Professor of History Melissa Byrnes published a coedited volume on Fertility, Family, and Social Welfare between France and Empire: The Colonial Politics of Population. The book is the first in the New Directions in Welfare History series published by Palgrave Macmillan. It examines issues of race, demography, medicine, and social policy from the 17th century to the 20th across the breadth of the French Empire (including Algeria, Canada, Cambodia, India, and Senegal).

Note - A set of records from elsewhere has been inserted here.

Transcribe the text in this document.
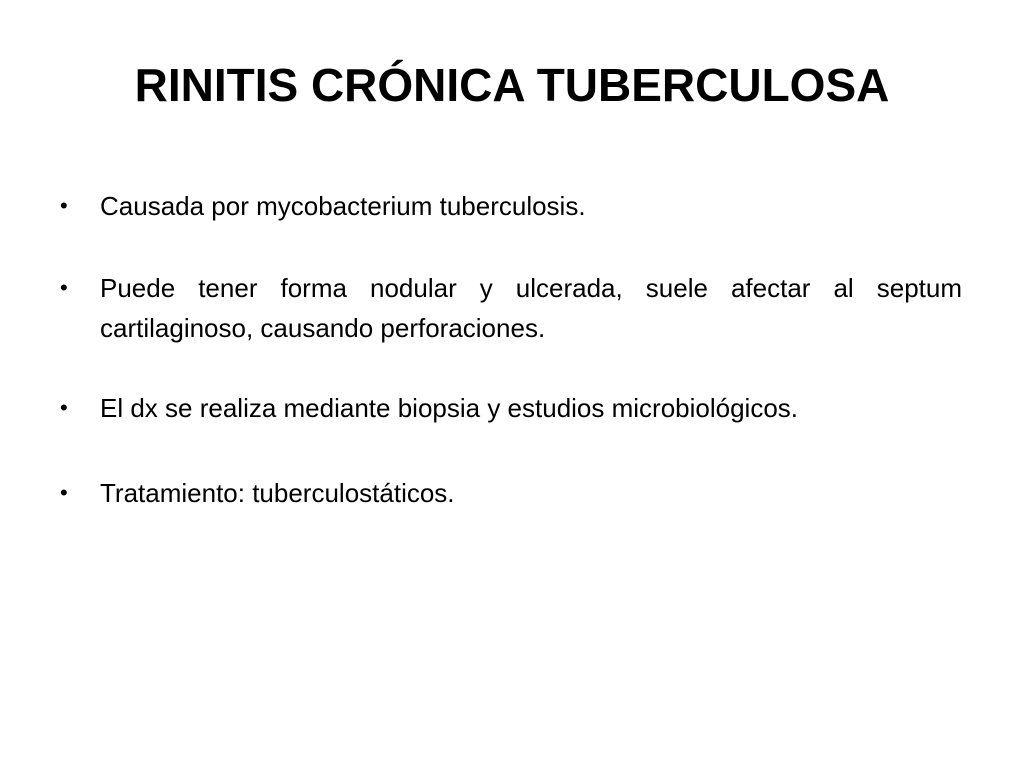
RINITIS CRÓNICA TUBERCULOSA
• Causada por mycobacterium tuberculosis.
• Puede tener forma nodular y ulcerada, suele afectar al septum cartilaginoso, causando perforaciones.
• El dx se realiza mediante biopsia y estudios microbiológicos.
• Tratamiento: tuberculostáticos.
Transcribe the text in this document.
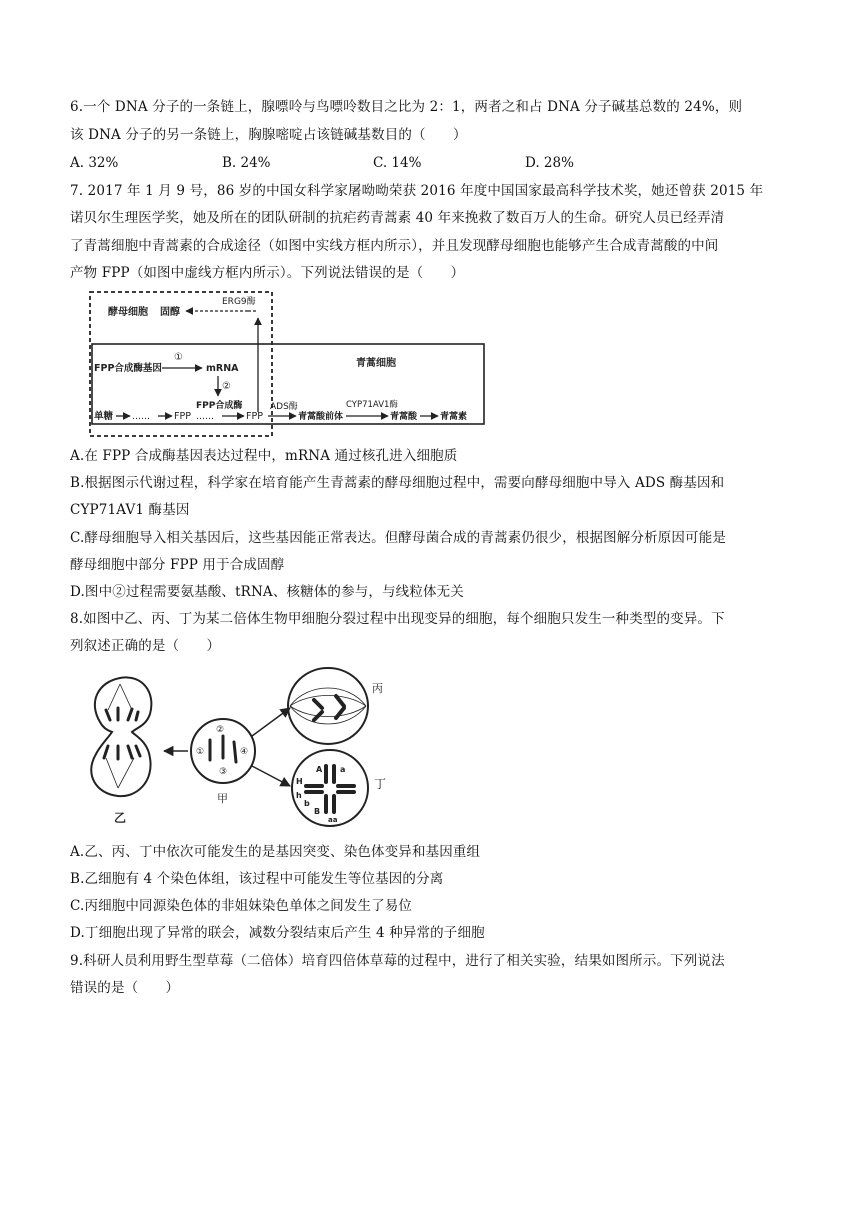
6.一个 DNA 分子的一条链上，腺嘌呤与鸟嘌呤数目之比为 2：1，两者之和占 DNA 分子碱基总数的 24%，则
该 DNA 分子的另一条链上，胸腺嘧啶占该链碱基数目的（　　）
A. 32%	B. 24%	C. 14%	D. 28%
7. 2017 年 1 月 9 号，86 岁的中国女科学家屠呦呦荣获 2016 年度中国国家最高科学技术奖，她还曾获 2015 年
诺贝尔生理医学奖，她及所在的团队研制的抗疟药青蒿素 40 年来挽救了数百万人的生命。研究人员已经弄清
了青蒿细胞中青蒿素的合成途径（如图中实线方框内所示），并且发现酵母细胞也能够产生合成青蒿酸的中间
产物 FPP（如图中虚线方框内所示）。下列说法错误的是（　　）
酵母细胞 固醇
ERG9酶
FPP合成酶基因
①
mRNA
②
FPP合成酶
单糖 ……	FPP ……	FPP
青蒿细胞
ADS酶
青蒿酸前体
CYP71AV1酶
青蒿酸	青蒿素
A.在 FPP 合成酶基因表达过程中，mRNA 通过核孔进入细胞质
B.根据图示代谢过程，科学家在培育能产生青蒿素的酵母细胞过程中，需要向酵母细胞中导入 ADS 酶基因和
CYP71AV1 酶基因
C.酵母细胞导入相关基因后，这些基因能正常表达。但酵母菌合成的青蒿素仍很少，根据图解分析原因可能是
酵母细胞中部分 FPP 用于合成固醇
D.图中②过程需要氨基酸、tRNA、核糖体的参与，与线粒体无关
8.如图中乙、丙、丁为某二倍体生物甲细胞分裂过程中出现变异的细胞，每个细胞只发生一种类型的变异。下
列叙述正确的是（　　）
乙
②
①	④
③
甲
丙
A a
H
h
b
B
aa
丁
A.乙、丙、丁中依次可能发生的是基因突变、染色体变异和基因重组
B.乙细胞有 4 个染色体组，该过程中可能发生等位基因的分离
C.丙细胞中同源染色体的非姐妹染色单体之间发生了易位
D.丁细胞出现了异常的联会，减数分裂结束后产生 4 种异常的子细胞
9.科研人员利用野生型草莓（二倍体）培育四倍体草莓的过程中，进行了相关实验，结果如图所示。下列说法
错误的是（　　）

In addition to cowriting the introduction, she contributed a solo-authored chapter, “Criminal Fertility: Policing North African Families after Decolonization,” which traces the connections between sexuality, surveillance, population control, and police power in the Lyon suburb of Villeurbanne.

—December 2023

Professor of History Melissa Byrnes published a discussion of police violence, anti-racist activism, and the current French protests on the Lawyers, Guns & Money blog.

—July 2023

Associate Professor of History Melissa Byrnes presented her work, “Activist Echoes: Connecting French Anti-Salazarism to Opposition to the Algerian War,” at a panel on ‘Leftist Expertise” during the joint Society for French Historical Studies and Western Society for French History conference in Detroit over Spring Break. She also moderated a discussion with three authors on their newly published books about youth activism, anti-imperialism, and radical politics in the Francophone world.

—March 2023

Associate Professor of History Melissa Byrnes published a review, “The Last Dreams of Empire,” as part of a Tocqueville21 forum discussing Megan Brown’s recent book, The Seventh Member State: Algeria, France, and the European Community.